CF1674D A-B-C Sort

Description

You are given three arrays $ a $ , $ b $ and $ c $ . Initially, array $ a $ consists of $ n $ elements, arrays $ b $ and $ c $ are empty. You are performing the following algorithm that consists of two steps: - Step $ 1 $ : while $ a $ is not empty, you take the last element from $ a $ and move it in the middle of array $ b $ . If $ b $ currently has odd length, you can choose: place the element from $ a $ to the left or to the right of the middle element of $ b $ . As a result, $ a $ becomes empty and $ b $ consists of $ n $ elements. - Step $ 2 $ : while $ b $ is not empty, you take the middle element from $ b $ and move it to the end of array $ c $ . If $ b $ currently has even length, you can choose which of two middle elements to take. As a result, $ b $ becomes empty and $ c $ now consists of $ n $ elements. Refer to the Note section for examples.Can you make array $ c $ sorted in non-decreasing order?

Input Format

The first line contains a single integer $ t $ ( $ 1 \le t \le 2 \cdot 10^4 $ ) — the number of test cases. Next $ t $ cases follow. The first line of each test case contains the single integer $ n $ ( $ 1 \le n \le 2 \cdot 10^5 $ ) — the length of array $ a $ . The second line of each test case contains $ n $ integers $ a_1, a_2, \dots, a_n $ ( $ 1 \le a_i \le 10^6 $ ) — the array $ a $ itself. It's guaranteed that the sum of $ n $ doesn't exceed $ 2 \cdot 10^5 $ .

Output Format

For each test, print YES (case-insensitive), if you can make array $ c $ sorted in non-decreasing order.

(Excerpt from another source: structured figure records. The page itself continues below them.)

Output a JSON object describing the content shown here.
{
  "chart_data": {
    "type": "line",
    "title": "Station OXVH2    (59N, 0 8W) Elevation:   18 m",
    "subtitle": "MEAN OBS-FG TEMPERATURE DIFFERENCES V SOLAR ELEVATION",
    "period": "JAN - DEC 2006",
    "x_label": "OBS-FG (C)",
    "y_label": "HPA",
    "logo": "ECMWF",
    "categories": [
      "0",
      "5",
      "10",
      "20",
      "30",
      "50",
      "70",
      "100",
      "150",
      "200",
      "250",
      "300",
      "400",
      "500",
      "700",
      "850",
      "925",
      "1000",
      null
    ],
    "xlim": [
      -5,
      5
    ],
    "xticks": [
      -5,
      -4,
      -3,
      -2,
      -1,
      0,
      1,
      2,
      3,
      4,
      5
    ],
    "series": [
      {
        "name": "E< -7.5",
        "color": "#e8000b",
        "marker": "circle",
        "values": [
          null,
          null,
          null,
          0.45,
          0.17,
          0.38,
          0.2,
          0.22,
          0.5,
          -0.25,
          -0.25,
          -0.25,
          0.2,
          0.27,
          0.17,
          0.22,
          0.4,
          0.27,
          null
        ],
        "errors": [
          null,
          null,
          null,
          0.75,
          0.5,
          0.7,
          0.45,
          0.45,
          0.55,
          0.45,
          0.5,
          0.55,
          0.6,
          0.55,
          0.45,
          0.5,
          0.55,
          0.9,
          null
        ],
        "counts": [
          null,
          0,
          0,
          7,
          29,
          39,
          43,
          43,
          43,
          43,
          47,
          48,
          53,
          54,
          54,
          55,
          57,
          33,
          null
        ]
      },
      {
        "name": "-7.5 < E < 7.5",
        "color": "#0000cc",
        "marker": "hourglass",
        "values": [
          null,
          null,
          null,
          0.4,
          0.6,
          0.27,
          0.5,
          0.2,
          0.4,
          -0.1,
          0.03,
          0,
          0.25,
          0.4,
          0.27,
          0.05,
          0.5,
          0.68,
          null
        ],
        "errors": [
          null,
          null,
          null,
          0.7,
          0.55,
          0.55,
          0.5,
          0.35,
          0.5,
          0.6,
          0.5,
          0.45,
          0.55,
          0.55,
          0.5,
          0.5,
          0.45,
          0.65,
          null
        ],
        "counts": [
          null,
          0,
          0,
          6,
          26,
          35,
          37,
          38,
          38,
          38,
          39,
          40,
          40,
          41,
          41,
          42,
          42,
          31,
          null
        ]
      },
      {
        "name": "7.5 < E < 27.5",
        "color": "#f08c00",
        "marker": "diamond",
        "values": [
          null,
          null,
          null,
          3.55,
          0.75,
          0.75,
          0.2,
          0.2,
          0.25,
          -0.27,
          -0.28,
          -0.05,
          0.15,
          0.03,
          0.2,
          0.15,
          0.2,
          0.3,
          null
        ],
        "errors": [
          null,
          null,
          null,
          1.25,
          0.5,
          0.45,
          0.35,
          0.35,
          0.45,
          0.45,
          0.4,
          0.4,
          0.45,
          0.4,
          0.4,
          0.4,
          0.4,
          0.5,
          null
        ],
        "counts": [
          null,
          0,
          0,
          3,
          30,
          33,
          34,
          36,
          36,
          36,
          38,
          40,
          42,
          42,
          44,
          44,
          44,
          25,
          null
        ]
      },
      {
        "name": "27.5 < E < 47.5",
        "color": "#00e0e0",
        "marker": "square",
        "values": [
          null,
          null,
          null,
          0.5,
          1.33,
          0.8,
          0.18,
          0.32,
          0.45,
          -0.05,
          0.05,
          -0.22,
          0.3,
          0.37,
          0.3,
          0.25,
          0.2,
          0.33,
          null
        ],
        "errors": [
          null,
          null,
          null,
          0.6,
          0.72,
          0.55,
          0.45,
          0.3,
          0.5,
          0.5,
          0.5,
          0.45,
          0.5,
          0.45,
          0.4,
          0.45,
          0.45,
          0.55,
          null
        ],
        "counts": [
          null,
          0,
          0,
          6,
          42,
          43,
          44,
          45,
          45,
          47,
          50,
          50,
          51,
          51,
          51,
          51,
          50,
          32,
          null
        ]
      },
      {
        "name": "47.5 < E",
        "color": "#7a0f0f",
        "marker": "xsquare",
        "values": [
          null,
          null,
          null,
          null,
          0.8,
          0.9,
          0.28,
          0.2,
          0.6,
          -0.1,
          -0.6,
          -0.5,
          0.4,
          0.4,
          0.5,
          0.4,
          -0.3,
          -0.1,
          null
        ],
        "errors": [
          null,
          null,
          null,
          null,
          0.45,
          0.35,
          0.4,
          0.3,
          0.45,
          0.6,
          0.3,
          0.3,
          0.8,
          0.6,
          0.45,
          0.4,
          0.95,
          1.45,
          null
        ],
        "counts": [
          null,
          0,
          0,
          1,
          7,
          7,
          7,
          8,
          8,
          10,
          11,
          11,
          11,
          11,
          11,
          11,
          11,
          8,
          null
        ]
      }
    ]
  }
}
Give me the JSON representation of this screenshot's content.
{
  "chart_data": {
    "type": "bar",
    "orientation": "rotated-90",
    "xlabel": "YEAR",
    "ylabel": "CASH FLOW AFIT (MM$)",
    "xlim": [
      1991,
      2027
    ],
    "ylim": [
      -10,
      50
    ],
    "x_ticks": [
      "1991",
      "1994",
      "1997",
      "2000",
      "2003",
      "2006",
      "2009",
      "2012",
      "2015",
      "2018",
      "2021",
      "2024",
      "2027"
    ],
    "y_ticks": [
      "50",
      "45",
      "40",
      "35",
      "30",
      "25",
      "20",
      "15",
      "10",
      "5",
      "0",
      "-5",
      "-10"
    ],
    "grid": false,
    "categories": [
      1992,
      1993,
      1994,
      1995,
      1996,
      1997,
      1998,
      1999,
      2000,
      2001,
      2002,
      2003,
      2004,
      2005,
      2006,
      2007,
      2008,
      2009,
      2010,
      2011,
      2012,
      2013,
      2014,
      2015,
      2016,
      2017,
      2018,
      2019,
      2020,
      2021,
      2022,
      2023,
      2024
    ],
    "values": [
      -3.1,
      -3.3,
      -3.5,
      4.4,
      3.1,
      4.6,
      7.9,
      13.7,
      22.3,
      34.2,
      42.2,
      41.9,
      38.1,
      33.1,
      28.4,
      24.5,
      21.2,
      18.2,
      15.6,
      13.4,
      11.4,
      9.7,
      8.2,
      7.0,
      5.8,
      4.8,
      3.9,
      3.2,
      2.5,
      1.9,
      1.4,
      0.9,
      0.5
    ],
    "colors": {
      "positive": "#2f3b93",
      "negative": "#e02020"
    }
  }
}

Otherwise, print NO (case-insensitive).

Explanation/Hint

In the first test case, we can do the following for $ a = [3, 1, 5, 3] $ : Step $ 1 $ : $ a $ $ [3, 1, 5, 3] $ $ \Rightarrow $ $ [3, 1, 5] $ $ \Rightarrow $ $ [3, 1] $ $ \Rightarrow $ $ [3] $ $ \Rightarrow $ $ [] $ $ b $ $ [] $ $ \Rightarrow $ $ [\underline{3}] $ $ \Rightarrow $ $ [3, \underline{5}] $ $ \Rightarrow $ $ [3, \underline{1}, 5] $ $ \Rightarrow $ $ [3, \underline{3}, 1, 5] $ Step $ 2 $ : $ b $ $ [3, 3, \underline{1}, 5] $ $ \Rightarrow $ $ [3, \underline{3}, 5] $ $ \Rightarrow $ $ [\underline{3}, 5] $ $ \Rightarrow $ $ [\underline{5}] $ $ \Rightarrow $ $ [] $ $ c $ $ [] $ $ \Rightarrow $ $ [1] $ $ \Rightarrow $ $ [1, 3] $ $ \Rightarrow $ $ [1, 3, 3] $ $ \Rightarrow $ $ [1, 3, 3, 5] $ As a result, array $ c = [1, 3, 3, 5] $ and it's sorted.